Hamilton, 37, who drives for the Mercedes team and whose 103 career wins are the most in F1 history, is the third limited partner brought on board by the Walton-Penner ownership group led by the heir to Walmart, Rob Walton, his daughter, Carrie Walton Penner, and her husband, Greg Penner.
“Excited to join an amazing group of owners and be a part of Broncos history!!” Hamilton tweeted. “Honored to work with a world-class team and serve as an example of the value of more diverse leadership across all sports.”
Commissioner Roger Goodell made minority ownership a point of attention in the league. Hamilton is black, as are the other two backers of the new ownership group, Starbucks board chair Mellody Hobson and former US secretary of state Condoleezza Rice.

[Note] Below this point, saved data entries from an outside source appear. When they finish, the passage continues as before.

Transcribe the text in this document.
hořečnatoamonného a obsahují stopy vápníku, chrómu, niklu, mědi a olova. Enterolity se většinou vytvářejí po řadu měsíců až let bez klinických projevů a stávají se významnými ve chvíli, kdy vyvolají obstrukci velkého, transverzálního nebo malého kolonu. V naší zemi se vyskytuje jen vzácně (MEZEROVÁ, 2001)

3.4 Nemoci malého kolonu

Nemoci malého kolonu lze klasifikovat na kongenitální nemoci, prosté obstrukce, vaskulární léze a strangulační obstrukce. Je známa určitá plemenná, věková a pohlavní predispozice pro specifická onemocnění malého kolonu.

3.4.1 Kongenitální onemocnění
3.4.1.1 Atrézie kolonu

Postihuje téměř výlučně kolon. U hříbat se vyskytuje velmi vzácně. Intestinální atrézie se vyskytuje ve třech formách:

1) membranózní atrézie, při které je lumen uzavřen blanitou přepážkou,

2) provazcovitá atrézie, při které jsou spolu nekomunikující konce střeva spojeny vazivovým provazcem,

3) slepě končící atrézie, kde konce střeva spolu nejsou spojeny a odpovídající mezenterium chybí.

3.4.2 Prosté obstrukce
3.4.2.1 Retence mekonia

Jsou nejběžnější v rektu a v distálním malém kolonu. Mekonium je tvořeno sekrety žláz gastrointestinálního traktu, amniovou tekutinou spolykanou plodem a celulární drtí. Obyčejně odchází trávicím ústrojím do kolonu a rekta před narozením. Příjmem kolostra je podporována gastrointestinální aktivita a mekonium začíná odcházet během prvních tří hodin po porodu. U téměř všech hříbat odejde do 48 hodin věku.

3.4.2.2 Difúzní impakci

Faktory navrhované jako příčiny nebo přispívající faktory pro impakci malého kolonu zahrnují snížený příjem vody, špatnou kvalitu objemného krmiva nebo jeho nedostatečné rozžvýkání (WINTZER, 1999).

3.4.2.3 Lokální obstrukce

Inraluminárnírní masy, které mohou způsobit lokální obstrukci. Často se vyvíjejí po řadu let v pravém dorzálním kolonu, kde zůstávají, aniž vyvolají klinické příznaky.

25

The Walton-Penner Group won the bidding for the Broncos with a bid of $4.65 billion. the highest price paid for a sports franchise in the world. NFL owners meet in Minneapolis next week to approve the sale. Once that happens, Walton, who has an estimated net worth of $60 billion, will become the richest owner in the league.

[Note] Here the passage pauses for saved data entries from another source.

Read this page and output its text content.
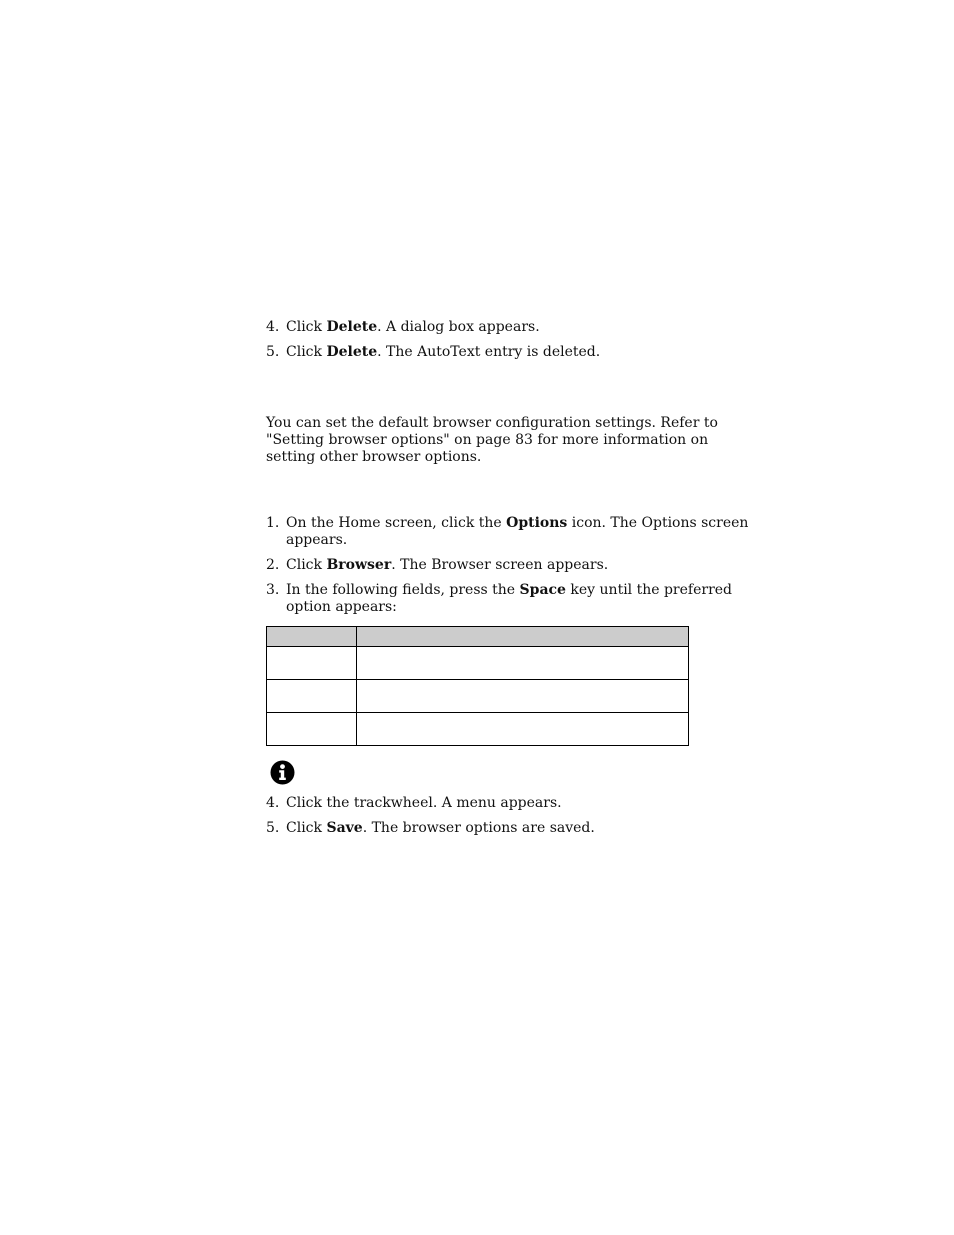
4. Click Delete. A dialog box appears.
5. Click Delete. The AutoText entry is deleted.
You can set the default browser configuration settings. Refer to
"Setting browser options" on page 83 for more information on
setting other browser options.
1. On the Home screen, click the Options icon. The Options screen
appears.
2. Click Browser. The Browser screen appears.
3. In the following fields, press the Space key until the preferred
option appears:

4. Click the trackwheel. A menu appears.
5. Click Save. The browser options are saved.
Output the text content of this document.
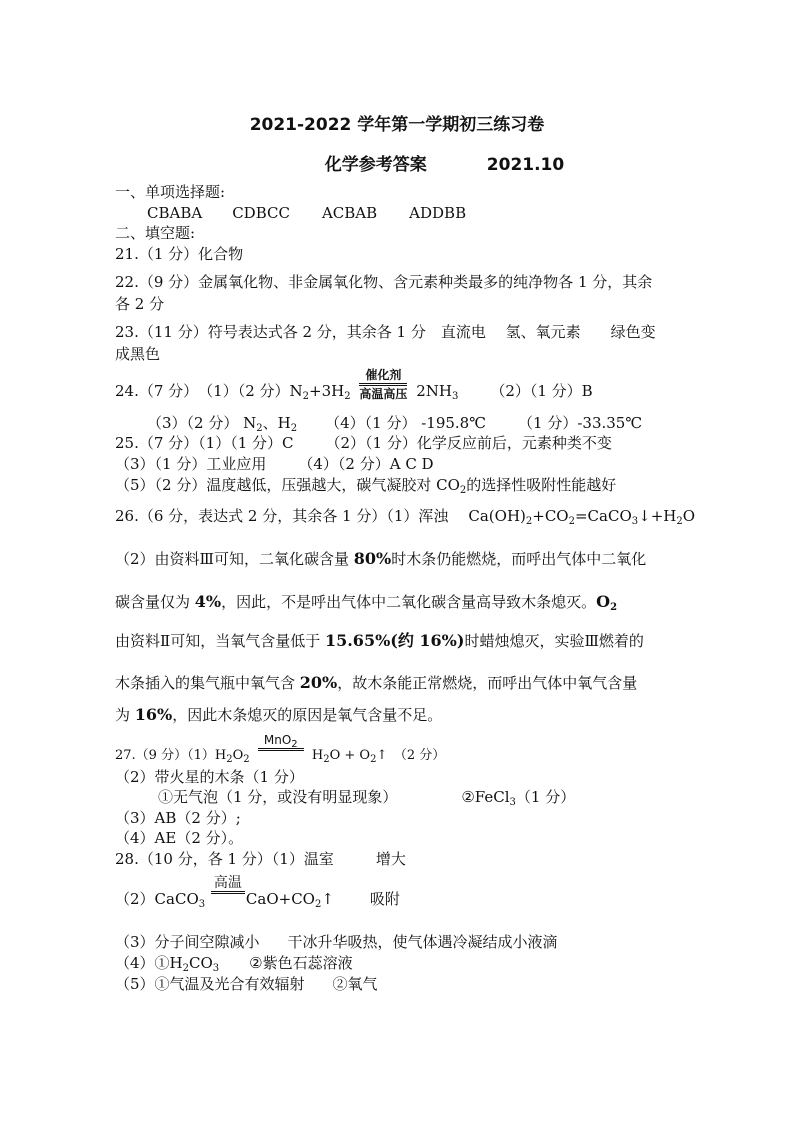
2021-2022 学年第一学期初三练习卷
化学参考答案	2021.10
一、单项选择题:
CBABA CDBCC ACBAB ADDBB
二、填空题:
21.（1 分）化合物
22.（9 分）金属氧化物、非金属氧化物、含元素种类最多的纯净物各 1 分，其余
各 2 分
23.（11 分）符号表达式各 2 分，其余各 1 分　直流电　 氢、氧元素　　绿色变
成黑色
24.（7 分）　（1）（2 分）$N_2+3H_2$
催化剂
高温高压 $2NH_3$ （2）（1 分）B
（3）（2 分） $N_2$、$H_2$ （4）（1 分） -195.8℃ （1 分）-33.35℃
25.（7 分）（1）（1 分）C （2）（1 分）化学反应前后，元素种类不变
（3）（1 分）工业应用 （4）（2 分）A C D
（5）（2 分）温度越低，压强越大，碳气凝胶对 $CO_2$的选择性吸附性能越好
26.（6 分，表达式 2 分，其余各 1 分）（1）浑浊 $Ca(OH)_2+CO_2=CaCO_3↓+H_2O$
（2）由资料Ⅲ可知，二氧化碳含量 80%时木条仍能燃烧，而呼出气体中二氧化
碳含量仅为 4%，因此，不是呼出气体中二氧化碳含量高导致木条熄灭。$O_2$
由资料Ⅱ可知，当氧气含量低于 15.65%(约 16%)时蜡烛熄灭，实验Ⅲ燃着的
木条插入的集气瓶中氧气含 20%，故木条能正常燃烧，而呼出气体中氧气含量
为 16%，因此木条熄灭的原因是氧气含量不足。
27.（9 分）$(1)H_2O_2$
MnO$_2$

$H_2O$ + $O_2↑$　（2 分）
（2）带火星的木条（1 分）
①无气泡（1 分，或没有明显现象）	②FeCl$_3$（1 分）
（3）AB（2 分）;
（4）AE（2 分）。
28.（10 分，各 1 分）（1）温室	增大
（2）CaCO$_3$
高温

$CaO+CO_2↑$ 吸附
（3）分子间空隙减小 干冰升华吸热，使气体遇冷凝结成小液滴
$(4)①H_2CO_3$ ②紫色石蕊溶液
（5）①气温及光合有效辐射 ②氧气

“We are delighted to welcome seven-time Formula 1 world champion Sir Lewis Hamilton to our ownership group,” Walton said in a statement. “He is a champion competitor who knows what it takes to lead a winning team and a strong advocate for global equality, including in his own sport.

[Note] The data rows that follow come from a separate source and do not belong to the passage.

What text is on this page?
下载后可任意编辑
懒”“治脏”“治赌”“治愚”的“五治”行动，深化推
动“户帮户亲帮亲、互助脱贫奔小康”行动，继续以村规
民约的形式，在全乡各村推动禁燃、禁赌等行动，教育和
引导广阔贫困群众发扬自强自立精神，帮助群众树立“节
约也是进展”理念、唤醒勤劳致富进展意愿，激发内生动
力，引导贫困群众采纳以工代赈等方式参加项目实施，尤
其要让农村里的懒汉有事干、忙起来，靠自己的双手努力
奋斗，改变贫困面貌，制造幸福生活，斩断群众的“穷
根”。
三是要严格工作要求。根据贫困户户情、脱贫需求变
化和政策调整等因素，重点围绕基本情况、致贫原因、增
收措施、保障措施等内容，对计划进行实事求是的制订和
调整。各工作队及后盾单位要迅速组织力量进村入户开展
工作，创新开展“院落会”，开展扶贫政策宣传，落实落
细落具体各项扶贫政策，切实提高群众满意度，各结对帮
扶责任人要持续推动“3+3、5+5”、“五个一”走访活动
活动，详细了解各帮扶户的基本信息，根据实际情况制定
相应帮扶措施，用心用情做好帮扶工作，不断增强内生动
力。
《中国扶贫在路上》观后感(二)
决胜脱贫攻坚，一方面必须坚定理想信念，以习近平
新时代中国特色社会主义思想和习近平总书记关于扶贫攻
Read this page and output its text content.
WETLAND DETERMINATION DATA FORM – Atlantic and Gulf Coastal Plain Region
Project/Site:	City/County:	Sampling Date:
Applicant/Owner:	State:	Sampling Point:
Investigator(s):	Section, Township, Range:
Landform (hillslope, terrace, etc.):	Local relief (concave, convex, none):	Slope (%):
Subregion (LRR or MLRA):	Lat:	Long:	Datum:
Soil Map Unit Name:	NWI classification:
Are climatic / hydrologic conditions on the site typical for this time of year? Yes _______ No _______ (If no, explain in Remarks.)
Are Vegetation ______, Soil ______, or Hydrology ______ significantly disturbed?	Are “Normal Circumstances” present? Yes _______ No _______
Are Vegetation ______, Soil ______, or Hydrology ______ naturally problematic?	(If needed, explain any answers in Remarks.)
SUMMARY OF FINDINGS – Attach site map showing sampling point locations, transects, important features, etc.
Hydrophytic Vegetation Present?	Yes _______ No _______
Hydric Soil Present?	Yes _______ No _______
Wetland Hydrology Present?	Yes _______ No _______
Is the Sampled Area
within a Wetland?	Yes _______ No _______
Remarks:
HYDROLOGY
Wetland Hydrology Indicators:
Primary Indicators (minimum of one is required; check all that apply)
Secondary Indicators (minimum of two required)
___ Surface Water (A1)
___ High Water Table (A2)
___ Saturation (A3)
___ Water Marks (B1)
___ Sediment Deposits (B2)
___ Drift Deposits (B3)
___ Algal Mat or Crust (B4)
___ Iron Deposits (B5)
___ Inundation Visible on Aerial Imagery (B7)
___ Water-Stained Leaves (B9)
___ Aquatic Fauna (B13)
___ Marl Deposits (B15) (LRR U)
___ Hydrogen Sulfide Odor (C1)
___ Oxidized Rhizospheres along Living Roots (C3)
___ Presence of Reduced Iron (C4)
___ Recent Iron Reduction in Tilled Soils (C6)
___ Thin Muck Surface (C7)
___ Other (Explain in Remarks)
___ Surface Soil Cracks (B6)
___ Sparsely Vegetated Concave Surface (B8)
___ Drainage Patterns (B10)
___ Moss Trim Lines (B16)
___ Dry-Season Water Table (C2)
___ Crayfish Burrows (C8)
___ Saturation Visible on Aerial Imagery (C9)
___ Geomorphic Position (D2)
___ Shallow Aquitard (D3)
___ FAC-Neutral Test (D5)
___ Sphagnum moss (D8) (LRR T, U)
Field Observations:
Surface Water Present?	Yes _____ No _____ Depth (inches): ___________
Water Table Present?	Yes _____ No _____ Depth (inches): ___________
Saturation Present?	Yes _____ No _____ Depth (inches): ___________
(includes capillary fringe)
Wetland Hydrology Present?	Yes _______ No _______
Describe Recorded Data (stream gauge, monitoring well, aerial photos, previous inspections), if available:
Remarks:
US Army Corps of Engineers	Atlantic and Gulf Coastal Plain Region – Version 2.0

“With over 100 race wins, Lewis is considered the most successful F1 driver of all time,” added Walton. “His resilient spirit and level of excellence will be an asset to the Broncos ownership group and organization.”
Broncos quarterback Russell Wilson greeted his friend Hamilton on Twitter ahead of Tuesday’s practice. Wilson and his wife, Ciara, were guests of Hamilton’s racing team at the Monaco Grand Prix this year.
The Pat Bowlen Trust has run the franchise for several years and the trustees put the club up for sale after the children of late owner Pat Bowlen could not agree on which of them would succeed their father.
Administrators wanted Brittany Bowlen, 32, to take over. She stepped down as vice president of team strategy following the winning bid from Walton-Penner ownership group.